Leterrier also detailed how he once spent eight months working with James Cameron on a remake of Fantastic trip, meticulously drafting the shot and even developing new cameras for the enterprise. “He was killed in the room,” he said.
(He also hilariously recounted how Cameron was not in the field and tried unsuccessfully to reach him. “Were you ghosted by him?” Simien asked. “No, no,” Leterrier defended. “He had a good excuse. He was in the Mariana Trench.”
The panel was an entertaining and informative outing, with filmmakers explaining the different relationships with cinematographers, creating original films in an age dominated by branded IPs and the use of artificial intelligence.
Simien noted that he had very specific requests for Mansionon which he worked with Jeffrey Waldron.
“When you see black people in movies, especially if I’m the only black person in the movie, sometimes you can barely see them. They need to be lit differently,” she said. “And I can’t tell you how to do it exactly, but I just know that I want to see Lakeith Stanfield’s face when she’s next to Owen Wilson. And that’s actually quite a technical feat.
On the matter of remakes, Simien said he was desperate to make a version of The magicianto the applause and cheers of the audience.

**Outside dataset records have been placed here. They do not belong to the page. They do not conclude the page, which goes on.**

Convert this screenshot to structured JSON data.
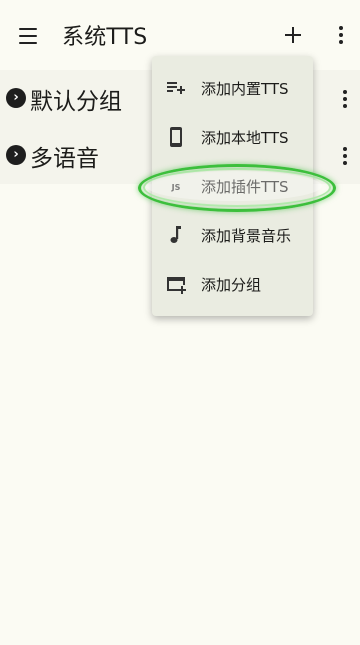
{
  "appbar": {
    "title": "系统TTS",
    "icons": {
      "menu": "hamburger-menu-icon",
      "add": "plus-icon",
      "more": "more-vert-icon"
    }
  },
  "groups": [
    {
      "label": "默认分组",
      "icon": "chevron-right-circle-icon"
    },
    {
      "label": "多语音",
      "icon": "chevron-right-circle-icon"
    }
  ],
  "popup_menu": {
    "items": [
      {
        "label": "添加内置TTS",
        "icon": "playlist-add-icon"
      },
      {
        "label": "添加本地TTS",
        "icon": "phone-icon"
      },
      {
        "label": "添加插件TTS",
        "icon": "js-plugin-icon",
        "icon_text": "JS"
      },
      {
        "label": "添加背景音乐",
        "icon": "music-note-icon"
      },
      {
        "label": "添加分组",
        "icon": "add-card-icon"
      }
    ]
  },
  "colors": {
    "background": "#fbfbf3",
    "popup": "#eaece1",
    "highlight_ring": "#3cbf3c"
  }
}
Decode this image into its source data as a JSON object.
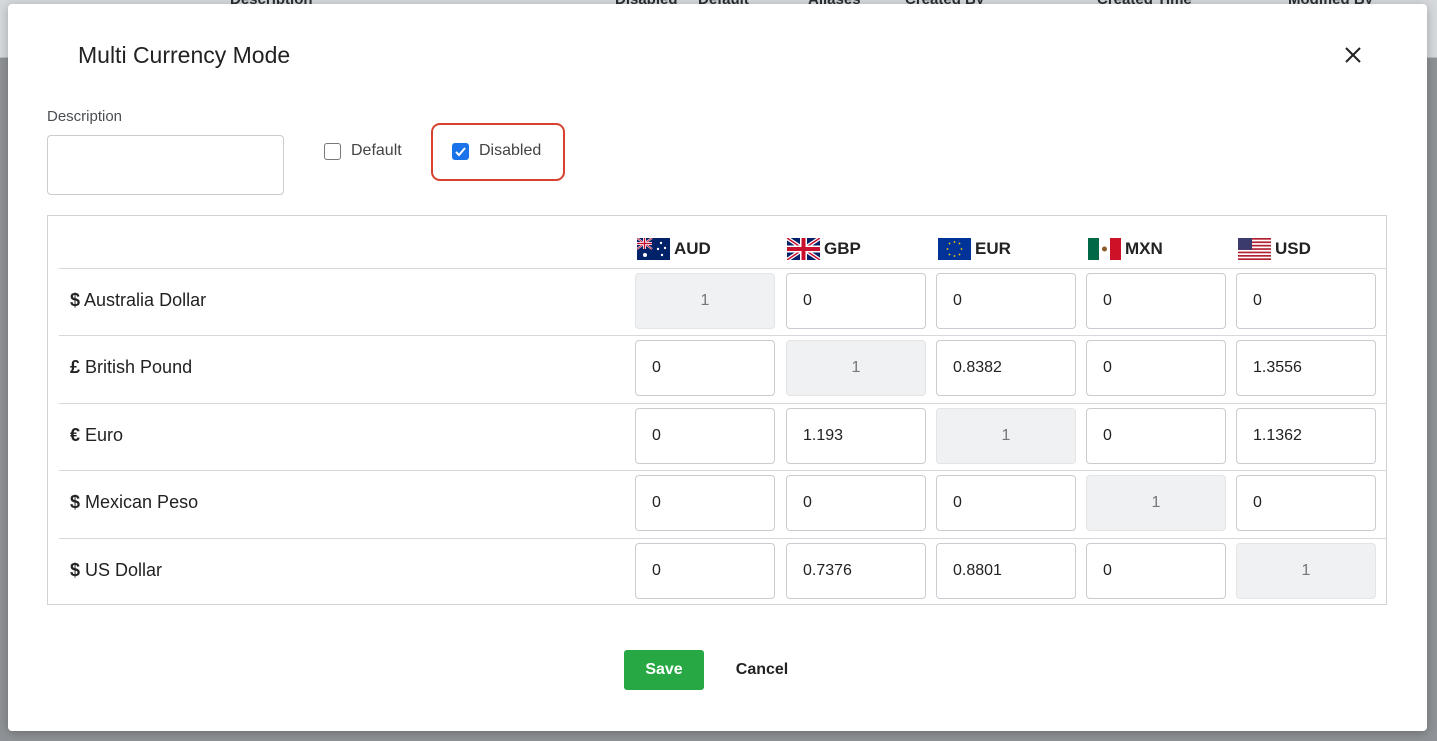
{
  "background": {
    "headers": [
      "Description",
      "Disabled",
      "Default",
      "Aliases",
      "Created By",
      "Created Time",
      "Modified By"
    ]
  },
  "modal": {
    "title": "Multi Currency Mode",
    "description": {
      "label": "Description",
      "value": "",
      "placeholder": ""
    },
    "default_checkbox": {
      "label": "Default",
      "checked": false
    },
    "disabled_checkbox": {
      "label": "Disabled",
      "checked": true
    },
    "highlight_color": "#d9412e",
    "columns": [
      {
        "code": "AUD",
        "flag": "australia-flag-icon"
      },
      {
        "code": "GBP",
        "flag": "uk-flag-icon"
      },
      {
        "code": "EUR",
        "flag": "eu-flag-icon"
      },
      {
        "code": "MXN",
        "flag": "mexico-flag-icon"
      },
      {
        "code": "USD",
        "flag": "us-flag-icon"
      }
    ],
    "rows": [
      {
        "symbol": "$",
        "name": "Australia Dollar",
        "values": [
          "1",
          "0",
          "0",
          "0",
          "0"
        ]
      },
      {
        "symbol": "£",
        "name": "British Pound",
        "values": [
          "0",
          "1",
          "0.8382",
          "0",
          "1.3556"
        ]
      },
      {
        "symbol": "€",
        "name": "Euro",
        "values": [
          "0",
          "1.193",
          "1",
          "0",
          "1.1362"
        ]
      },
      {
        "symbol": "$",
        "name": "Mexican Peso",
        "values": [
          "0",
          "0",
          "0",
          "1",
          "0"
        ]
      },
      {
        "symbol": "$",
        "name": "US Dollar",
        "values": [
          "0",
          "0.7376",
          "0.8801",
          "0",
          "1"
        ]
      }
    ],
    "save_label": "Save",
    "cancel_label": "Cancel",
    "save_color": "#28a745"
  }
}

“This is the very first movie I’ve ever seen, so when I saw the original Wizard of Oz, I didn’t realize they made a white version of the Wiz. I just didn’t get it,” she added.
His desire to remake the film became a running joke during the panel, much to his chagrin.
Edwards, who is behind the original film Creator and got his breakthrough in 2010 by making a low-budget indie titled Monstershe talked amusingly about how he got tricked into making his big studio movies.
“When I first arrived in Los Angeles, I was like, ‘I’m not going to do this. I’ll just make my own films and invent the next one. There’s no way, you can’t get me to do that,” she recalled. “And then what happened was, ‘Do you want to do Godzilla?’ Fuck you. Of course you say yes… And after that, it was, ‘Here, I’m not going to do another one. This is the end.’ Then he came, ‘You want to do Star Wars?’”
It was and is hard to say no to this kind of opening.
But Edwards also noted that his film is one of the studio’s few original offerings this year, a stark and awful contrast to years past, when the top 10 films of each year would all be originals.
“It’s simple math. They put movies in theaters and when a lot of people go to see them, they make more of those movies,” he explained. “When people don’t do that, they make different movies.
Leterrier is already a Creator fans and the director were so out of his seat with excitement that when an extended clip of the film was shown, he ran into the crowd at Hall H and sat down with the audience to get a good vantage point to see it on the huge screens.